ORDER
Shri S.S. Sekhon, Member (Judicial)
1. As per order dtd. 10/01/2003, the appellants were directed to make a pre-deposit of Rs. 15 lakhs in cash by 28/02/2003 and Bank Guarantee of equivalent amount. The appellants furnished a zerox copy of the Bank Guarantee valid upto 25/02/2004 for the sum of Rs. 15 Lakhs and as regards the cash deposit, they have made a debit entry in the CENVAT credit amount as per Sr. No. 414 dtd. 08/02/2003, the matter was adjourned by the Revenue to obtain a report from concerned Commissioner with regards to the Bank Guarantee and deposit whether the same could be considered cash deposit.
2. The matter come up on 13/05/2003 when for the appellants advocate Shri Prakash Shah were heard and Jt. C.D.R. Shri M.K. Gupta appeared for Revenue. The submissions made were considered in light of whether this compliance as made would be accepted or and an application of modification could be granted on this understanding of the compliance and thereafter the compliance accepted. It is found-
(a) The decision of U.O.I. v. Vikrant Tyres Ltd. – 1999 (35) R.L.T. 427 (Kar.) relied upon by the learned advocate is wherein the Hon’ble High Court held that payment of amount by a debit entry in RG 23A Part II is a compliance by payment in cash and therefore they dismissed the contempt application. RG 23A Part II was an account maintained under the erstwhile modvat scheme now replaced by CENVAT Scheme.
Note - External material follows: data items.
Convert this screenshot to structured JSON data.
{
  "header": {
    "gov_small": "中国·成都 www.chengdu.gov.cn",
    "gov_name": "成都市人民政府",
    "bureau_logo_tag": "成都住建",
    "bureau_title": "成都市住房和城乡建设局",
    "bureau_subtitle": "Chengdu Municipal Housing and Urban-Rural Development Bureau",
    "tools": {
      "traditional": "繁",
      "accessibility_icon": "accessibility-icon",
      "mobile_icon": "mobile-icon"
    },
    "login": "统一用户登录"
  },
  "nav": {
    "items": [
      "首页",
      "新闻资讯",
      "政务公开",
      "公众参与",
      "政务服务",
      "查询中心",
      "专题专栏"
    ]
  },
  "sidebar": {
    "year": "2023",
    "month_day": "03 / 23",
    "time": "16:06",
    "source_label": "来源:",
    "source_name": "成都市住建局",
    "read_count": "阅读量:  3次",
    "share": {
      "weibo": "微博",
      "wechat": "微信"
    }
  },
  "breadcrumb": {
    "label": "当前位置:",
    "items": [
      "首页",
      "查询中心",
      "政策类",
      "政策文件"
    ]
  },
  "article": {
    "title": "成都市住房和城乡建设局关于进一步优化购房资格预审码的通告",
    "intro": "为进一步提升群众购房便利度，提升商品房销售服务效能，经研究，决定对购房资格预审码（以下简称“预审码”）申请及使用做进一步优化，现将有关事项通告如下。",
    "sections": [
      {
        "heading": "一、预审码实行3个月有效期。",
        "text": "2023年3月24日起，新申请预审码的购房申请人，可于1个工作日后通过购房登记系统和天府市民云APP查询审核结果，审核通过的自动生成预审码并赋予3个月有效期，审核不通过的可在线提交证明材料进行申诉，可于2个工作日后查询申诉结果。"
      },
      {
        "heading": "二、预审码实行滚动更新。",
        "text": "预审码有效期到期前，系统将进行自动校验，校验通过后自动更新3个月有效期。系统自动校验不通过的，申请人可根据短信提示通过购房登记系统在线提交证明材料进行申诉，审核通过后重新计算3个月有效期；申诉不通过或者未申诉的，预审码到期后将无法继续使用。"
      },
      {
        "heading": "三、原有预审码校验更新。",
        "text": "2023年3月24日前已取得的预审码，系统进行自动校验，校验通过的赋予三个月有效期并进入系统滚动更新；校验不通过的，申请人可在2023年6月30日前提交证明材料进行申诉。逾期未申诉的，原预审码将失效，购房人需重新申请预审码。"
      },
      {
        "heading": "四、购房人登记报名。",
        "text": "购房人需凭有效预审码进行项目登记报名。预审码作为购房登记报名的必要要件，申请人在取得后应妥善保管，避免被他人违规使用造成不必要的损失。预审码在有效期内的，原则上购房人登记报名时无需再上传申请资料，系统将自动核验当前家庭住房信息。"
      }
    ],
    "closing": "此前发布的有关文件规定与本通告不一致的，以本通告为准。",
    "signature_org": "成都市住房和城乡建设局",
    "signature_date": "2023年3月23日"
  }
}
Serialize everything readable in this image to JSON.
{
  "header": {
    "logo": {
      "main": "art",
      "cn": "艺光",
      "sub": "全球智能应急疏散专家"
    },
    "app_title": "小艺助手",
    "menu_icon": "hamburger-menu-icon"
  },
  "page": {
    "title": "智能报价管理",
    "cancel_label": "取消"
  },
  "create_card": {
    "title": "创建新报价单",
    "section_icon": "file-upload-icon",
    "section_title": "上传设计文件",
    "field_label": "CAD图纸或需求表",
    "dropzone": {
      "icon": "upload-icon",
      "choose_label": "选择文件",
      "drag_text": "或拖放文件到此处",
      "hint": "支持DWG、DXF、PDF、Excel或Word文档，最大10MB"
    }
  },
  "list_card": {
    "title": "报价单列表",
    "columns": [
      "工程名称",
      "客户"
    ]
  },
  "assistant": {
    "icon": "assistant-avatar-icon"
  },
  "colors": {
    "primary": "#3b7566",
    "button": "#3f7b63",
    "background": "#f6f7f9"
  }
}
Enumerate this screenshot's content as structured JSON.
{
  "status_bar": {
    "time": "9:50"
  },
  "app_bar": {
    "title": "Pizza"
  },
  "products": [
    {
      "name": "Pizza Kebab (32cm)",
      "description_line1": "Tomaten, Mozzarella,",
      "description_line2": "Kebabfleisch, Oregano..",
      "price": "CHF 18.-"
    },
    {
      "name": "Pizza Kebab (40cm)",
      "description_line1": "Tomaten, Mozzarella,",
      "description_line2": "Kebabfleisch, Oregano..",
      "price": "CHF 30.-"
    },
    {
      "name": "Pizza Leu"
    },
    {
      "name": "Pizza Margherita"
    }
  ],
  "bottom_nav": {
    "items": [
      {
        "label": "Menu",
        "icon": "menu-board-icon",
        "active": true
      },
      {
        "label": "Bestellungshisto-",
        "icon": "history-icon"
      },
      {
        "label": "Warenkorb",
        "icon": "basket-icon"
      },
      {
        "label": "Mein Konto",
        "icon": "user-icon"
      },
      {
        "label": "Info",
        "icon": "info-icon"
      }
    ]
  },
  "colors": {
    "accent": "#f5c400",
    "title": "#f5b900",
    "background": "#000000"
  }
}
(b) The Tribunal held in the case of C.C.E. Hyderabad v. Siri Sri Plastics (P) Ltd. (2002 (51) R.L.T. 1064). Debits for dues which accrued, when appellant was not under MODVAT Scheme were permissible.
This theme runs through in a catena of decision, 1996 (16) RLT 903 (CEGAT)=1997 (89) ELT 131, 1996 (16) RLT 901, (CEGAT)=1997 (89) ELT 192, 1996 (16) LT 867 (CEGAT)-1997 (89) ELT 557, 1994 (2) RLT 112=1994 (71) ELT 608, 1996 (12) RLT 36 (CEGAT)=1998 (102) ELT 663, 1998 (102) ELT 687, 1998 (103) ELT 58.
The case of Swil Limited – 1999 (31) R.L.T. 848 and Birla Yamaha Ltd. – 1996 (12) R.L.T. 626 would also lead to the proposition that the debit in the credit account register would amount to payment in cash. In this view of the law the debit made in the present case CENVAT register can not be questioned as to payments in cash.
(c) The contention of Revenue that the appellants were an EOU unit and were not therefore, entitled to any credit during the period, the present demands came to be determined on them. That they subsequently have obtained a registration as Domestic Tariff Area (DTA) unit. Therefore they would not be eligible for the benefit of decisions relied upon by the learned advocate has been considered. Since the corporate identity of the appellants remains the same. Even if they have obtained registration for DTA afresh that would not make the appellants a new unit.
(d) A DTA unit requires a registration while 100% EOU was exempt from this requirement, merely because they obtain a fresh registration which was required of them they having become a DTA unit, will not cause them to be deprived of utilization of the credit in their registers which these decisions permit.
(e) Considering the alternative submissions that this payment should be accepted as a modification to the original Section 35F order and in view of Karnataka High Court decision in Vikrant Tyres Ltd. – 1999 (35) R.L.T. 427 (Kar.). There is no contempt in their approaching the Tribunal after making such an entry, we find force in this argument and would consider therefore acceptance of the credit as made alongwith the bond executed to be due compliance of the 35F order.
3. Consequently we direct that the matter be listed in its normal course, since no application for expeditiously hearing has been made in writing or & orally before us.